Its better to go with HD 4670..


----------



## soyab0007 (Jul 30, 2011)

but going for hd4670 also i have to change my psu and i am very low budget...
will it not be able to handle any games like ashes cricket as well


----------



## saswat23 (Jul 30, 2011)

I think it can handle ashes cricket, but better go with HD4650 or HD4670 with a 500W PSU at-least..


----------



## soyab0007 (Jul 30, 2011)

what will be the price for used hd 4670?

can my psu handle 5450 at max load


----------



## saswat23 (Jul 30, 2011)

A used one will come around 2.5k atleast.. 
BTW whats the wattage of your PSU..


----------



## soyab0007 (Jul 30, 2011)

i ball 400w psu


----------



## saswat23 (Jul 30, 2011)

Though its not recommended but i think it can handle coz my friend is running his HD4650 on a local PSU w/o any problems for the last 2yrs..


----------



## coderunknown (Jul 31, 2011)

for 1.4k i don't think you'll get any better card. for now grab it. 
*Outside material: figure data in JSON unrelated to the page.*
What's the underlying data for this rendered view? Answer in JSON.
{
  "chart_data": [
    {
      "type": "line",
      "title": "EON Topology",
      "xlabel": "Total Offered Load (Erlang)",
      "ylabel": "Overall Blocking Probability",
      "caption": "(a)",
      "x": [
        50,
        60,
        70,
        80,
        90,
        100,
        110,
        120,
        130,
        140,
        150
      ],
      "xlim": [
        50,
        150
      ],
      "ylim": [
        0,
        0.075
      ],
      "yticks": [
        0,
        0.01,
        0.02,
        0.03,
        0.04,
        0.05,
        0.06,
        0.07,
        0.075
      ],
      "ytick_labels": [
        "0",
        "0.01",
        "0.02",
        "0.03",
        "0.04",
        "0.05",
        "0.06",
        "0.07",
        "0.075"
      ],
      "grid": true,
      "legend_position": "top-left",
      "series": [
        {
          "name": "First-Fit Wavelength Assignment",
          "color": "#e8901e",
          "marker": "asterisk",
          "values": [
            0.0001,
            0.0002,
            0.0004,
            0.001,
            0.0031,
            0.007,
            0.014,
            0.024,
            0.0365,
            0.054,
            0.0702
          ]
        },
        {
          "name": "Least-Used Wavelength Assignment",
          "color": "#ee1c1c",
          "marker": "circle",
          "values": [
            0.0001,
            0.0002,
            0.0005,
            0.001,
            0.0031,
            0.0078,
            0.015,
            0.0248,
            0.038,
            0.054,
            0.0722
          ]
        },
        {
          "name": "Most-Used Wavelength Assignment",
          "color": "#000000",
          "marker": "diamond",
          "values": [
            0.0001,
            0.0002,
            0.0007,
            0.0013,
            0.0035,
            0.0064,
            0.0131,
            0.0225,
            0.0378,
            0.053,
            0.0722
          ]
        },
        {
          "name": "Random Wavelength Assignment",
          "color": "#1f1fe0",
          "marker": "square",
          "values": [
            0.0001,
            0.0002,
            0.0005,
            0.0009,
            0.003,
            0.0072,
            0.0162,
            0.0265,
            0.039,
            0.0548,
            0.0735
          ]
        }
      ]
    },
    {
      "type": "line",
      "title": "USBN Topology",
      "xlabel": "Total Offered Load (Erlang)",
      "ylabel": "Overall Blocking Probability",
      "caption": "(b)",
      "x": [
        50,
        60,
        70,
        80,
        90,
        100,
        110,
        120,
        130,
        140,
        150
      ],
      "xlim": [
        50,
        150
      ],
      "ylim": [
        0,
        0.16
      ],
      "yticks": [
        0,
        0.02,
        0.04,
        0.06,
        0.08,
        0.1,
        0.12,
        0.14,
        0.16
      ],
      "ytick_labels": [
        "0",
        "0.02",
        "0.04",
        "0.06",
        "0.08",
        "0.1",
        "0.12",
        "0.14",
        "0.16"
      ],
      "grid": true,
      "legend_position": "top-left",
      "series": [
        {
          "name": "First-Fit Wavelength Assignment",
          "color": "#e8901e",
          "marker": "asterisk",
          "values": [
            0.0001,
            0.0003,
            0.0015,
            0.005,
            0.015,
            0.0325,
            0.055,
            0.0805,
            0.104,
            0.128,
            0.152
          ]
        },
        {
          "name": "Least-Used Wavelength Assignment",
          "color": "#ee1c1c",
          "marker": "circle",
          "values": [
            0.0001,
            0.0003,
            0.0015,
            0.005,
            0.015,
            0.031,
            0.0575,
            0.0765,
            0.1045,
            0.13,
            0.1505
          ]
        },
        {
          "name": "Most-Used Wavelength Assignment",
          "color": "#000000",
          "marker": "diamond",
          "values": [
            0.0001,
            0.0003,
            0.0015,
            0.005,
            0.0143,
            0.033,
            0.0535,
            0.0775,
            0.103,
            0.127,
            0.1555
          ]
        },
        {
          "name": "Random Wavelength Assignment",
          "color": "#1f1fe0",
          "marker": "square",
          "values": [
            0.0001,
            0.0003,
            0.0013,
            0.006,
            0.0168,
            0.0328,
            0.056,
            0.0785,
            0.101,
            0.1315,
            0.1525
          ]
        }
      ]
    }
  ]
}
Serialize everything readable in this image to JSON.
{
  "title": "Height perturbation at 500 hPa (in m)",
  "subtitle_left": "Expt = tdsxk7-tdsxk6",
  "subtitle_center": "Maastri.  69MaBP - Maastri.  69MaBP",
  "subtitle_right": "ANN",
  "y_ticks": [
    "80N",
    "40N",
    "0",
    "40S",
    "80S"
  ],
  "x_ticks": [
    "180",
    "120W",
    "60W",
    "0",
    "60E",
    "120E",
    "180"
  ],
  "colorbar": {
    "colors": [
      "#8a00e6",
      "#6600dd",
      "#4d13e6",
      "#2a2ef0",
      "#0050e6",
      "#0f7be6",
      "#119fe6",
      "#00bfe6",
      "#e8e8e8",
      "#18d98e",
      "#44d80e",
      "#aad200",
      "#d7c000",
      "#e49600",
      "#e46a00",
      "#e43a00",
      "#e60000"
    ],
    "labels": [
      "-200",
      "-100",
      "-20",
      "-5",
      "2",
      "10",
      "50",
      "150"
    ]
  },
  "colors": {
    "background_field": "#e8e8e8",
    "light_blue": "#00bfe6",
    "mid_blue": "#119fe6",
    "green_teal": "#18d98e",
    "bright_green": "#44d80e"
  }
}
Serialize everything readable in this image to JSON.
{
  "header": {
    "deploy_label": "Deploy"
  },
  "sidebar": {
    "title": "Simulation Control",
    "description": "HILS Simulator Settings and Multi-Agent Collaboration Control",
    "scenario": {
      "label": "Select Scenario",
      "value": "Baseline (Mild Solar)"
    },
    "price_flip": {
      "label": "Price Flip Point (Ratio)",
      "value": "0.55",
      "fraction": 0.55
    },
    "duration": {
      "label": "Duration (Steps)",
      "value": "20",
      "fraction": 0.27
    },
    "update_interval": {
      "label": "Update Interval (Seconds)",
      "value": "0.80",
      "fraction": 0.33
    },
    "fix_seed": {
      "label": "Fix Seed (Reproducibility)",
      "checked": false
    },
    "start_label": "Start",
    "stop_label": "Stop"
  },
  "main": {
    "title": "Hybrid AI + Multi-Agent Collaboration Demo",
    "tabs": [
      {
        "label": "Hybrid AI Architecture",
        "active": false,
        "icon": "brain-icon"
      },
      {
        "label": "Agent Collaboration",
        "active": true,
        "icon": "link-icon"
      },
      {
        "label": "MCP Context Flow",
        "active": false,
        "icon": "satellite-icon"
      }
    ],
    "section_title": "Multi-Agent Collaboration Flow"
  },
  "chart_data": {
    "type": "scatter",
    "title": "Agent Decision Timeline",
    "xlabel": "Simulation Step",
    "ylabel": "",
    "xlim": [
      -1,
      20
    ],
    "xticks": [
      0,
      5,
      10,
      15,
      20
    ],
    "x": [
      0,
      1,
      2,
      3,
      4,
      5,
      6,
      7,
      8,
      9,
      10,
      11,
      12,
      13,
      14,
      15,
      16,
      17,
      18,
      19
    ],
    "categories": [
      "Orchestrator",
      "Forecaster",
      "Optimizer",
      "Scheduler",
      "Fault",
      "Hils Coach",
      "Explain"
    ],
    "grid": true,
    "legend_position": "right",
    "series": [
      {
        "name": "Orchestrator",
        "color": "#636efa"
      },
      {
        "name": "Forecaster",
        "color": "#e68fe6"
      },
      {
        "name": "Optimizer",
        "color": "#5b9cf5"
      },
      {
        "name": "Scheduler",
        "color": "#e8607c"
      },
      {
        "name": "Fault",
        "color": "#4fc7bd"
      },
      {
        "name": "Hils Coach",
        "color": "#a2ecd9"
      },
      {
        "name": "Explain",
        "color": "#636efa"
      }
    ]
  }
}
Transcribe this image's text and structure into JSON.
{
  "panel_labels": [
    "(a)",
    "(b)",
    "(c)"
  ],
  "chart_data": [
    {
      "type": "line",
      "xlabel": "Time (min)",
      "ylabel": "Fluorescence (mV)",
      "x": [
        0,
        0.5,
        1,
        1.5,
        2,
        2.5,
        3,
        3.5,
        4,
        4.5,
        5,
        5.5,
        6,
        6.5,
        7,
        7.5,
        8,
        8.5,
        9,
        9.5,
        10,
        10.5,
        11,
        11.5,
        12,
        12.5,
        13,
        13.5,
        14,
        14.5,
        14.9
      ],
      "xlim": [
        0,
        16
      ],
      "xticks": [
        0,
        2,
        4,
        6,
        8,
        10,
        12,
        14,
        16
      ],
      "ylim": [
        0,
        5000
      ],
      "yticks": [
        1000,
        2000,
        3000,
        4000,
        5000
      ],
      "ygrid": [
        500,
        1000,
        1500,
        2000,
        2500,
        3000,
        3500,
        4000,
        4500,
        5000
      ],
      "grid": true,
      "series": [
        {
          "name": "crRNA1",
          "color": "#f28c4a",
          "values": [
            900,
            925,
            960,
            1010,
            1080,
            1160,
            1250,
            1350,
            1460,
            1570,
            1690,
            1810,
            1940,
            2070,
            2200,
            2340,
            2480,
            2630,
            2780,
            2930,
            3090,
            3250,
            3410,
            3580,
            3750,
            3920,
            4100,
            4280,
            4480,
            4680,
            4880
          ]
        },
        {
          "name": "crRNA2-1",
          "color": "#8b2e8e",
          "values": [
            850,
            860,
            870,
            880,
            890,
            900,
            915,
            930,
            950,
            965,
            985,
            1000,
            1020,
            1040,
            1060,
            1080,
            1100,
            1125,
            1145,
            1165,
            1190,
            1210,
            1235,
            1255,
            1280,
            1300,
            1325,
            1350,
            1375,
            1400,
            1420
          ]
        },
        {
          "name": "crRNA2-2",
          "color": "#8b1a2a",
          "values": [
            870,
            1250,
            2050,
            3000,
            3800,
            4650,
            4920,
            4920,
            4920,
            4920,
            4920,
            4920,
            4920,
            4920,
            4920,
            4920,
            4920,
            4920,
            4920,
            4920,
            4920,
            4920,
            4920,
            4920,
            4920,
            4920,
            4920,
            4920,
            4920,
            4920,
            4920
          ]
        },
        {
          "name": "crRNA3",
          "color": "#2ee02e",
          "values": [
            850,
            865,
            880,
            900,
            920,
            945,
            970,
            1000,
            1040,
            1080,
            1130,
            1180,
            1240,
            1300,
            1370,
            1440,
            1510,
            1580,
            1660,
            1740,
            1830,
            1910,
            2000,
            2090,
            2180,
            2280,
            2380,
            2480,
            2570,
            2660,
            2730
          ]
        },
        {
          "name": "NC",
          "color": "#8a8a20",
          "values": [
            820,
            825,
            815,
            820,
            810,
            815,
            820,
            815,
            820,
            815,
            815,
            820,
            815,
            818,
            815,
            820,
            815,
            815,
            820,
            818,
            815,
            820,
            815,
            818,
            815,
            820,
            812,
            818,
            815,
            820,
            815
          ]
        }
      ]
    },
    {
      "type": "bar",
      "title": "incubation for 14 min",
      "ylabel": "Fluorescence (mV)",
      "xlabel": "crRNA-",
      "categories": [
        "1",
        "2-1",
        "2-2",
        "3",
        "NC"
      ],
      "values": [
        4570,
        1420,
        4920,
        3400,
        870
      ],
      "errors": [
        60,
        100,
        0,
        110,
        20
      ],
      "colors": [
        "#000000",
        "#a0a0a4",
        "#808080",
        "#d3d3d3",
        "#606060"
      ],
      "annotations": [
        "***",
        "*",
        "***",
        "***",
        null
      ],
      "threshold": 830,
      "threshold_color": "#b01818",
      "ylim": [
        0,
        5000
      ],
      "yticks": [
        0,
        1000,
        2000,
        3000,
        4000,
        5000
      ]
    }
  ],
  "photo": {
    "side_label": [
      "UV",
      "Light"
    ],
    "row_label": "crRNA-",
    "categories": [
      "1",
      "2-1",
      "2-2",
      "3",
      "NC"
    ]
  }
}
if you later can increase your budget, replace it with something fast (HD5570/GT240 type).


----------



## soyab0007 (Aug 1, 2011)

with 1.5k budget can i get any used card better than 5450
bcoz deal is on monday and looking for quick response...
thanks for taking interest in this thread


----------



## vaibhav23 (Aug 1, 2011)

5450 takes only 20W on max load


----------



## saswat23 (Aug 1, 2011)

If you are really on a tight budget, then grab this Asus 5450


----------



## cute.bandar (Aug 1, 2011)

> i would like to know if this card would be a good purchase for me or not...


 IMO if you are looking for gaming, then 5450 is a BAD choice. Better save up more for later. 
Also read the reviews to make up your own mind.


----------



## soyab0007 (Aug 3, 2011)

decided to purchase palit gt 240 ddr5 512mb...
does my i ball 400w psu handle this card..
and how is the card in terms of performance..

please quickly reply


----------



## saswat23 (Aug 3, 2011)

Whats your budget and how much is this card costing..


----------



## soyab0007 (Aug 3, 2011)

a member in erodov forum selling this new card at rs2700
is it worthy


----------



## Cilus (Aug 3, 2011)

GT 240 GDDR5 version performs slightly better that a 9600GT, but the margin is really negligible. 2.7K... I think 2.3K to 2.5K should be okay. BTW, how old is the card is and does it having any warranty left?


----------



## soyab0007 (Aug 3, 2011)

its an unused card lying idle for 7 months approx 1 year warranty remaining...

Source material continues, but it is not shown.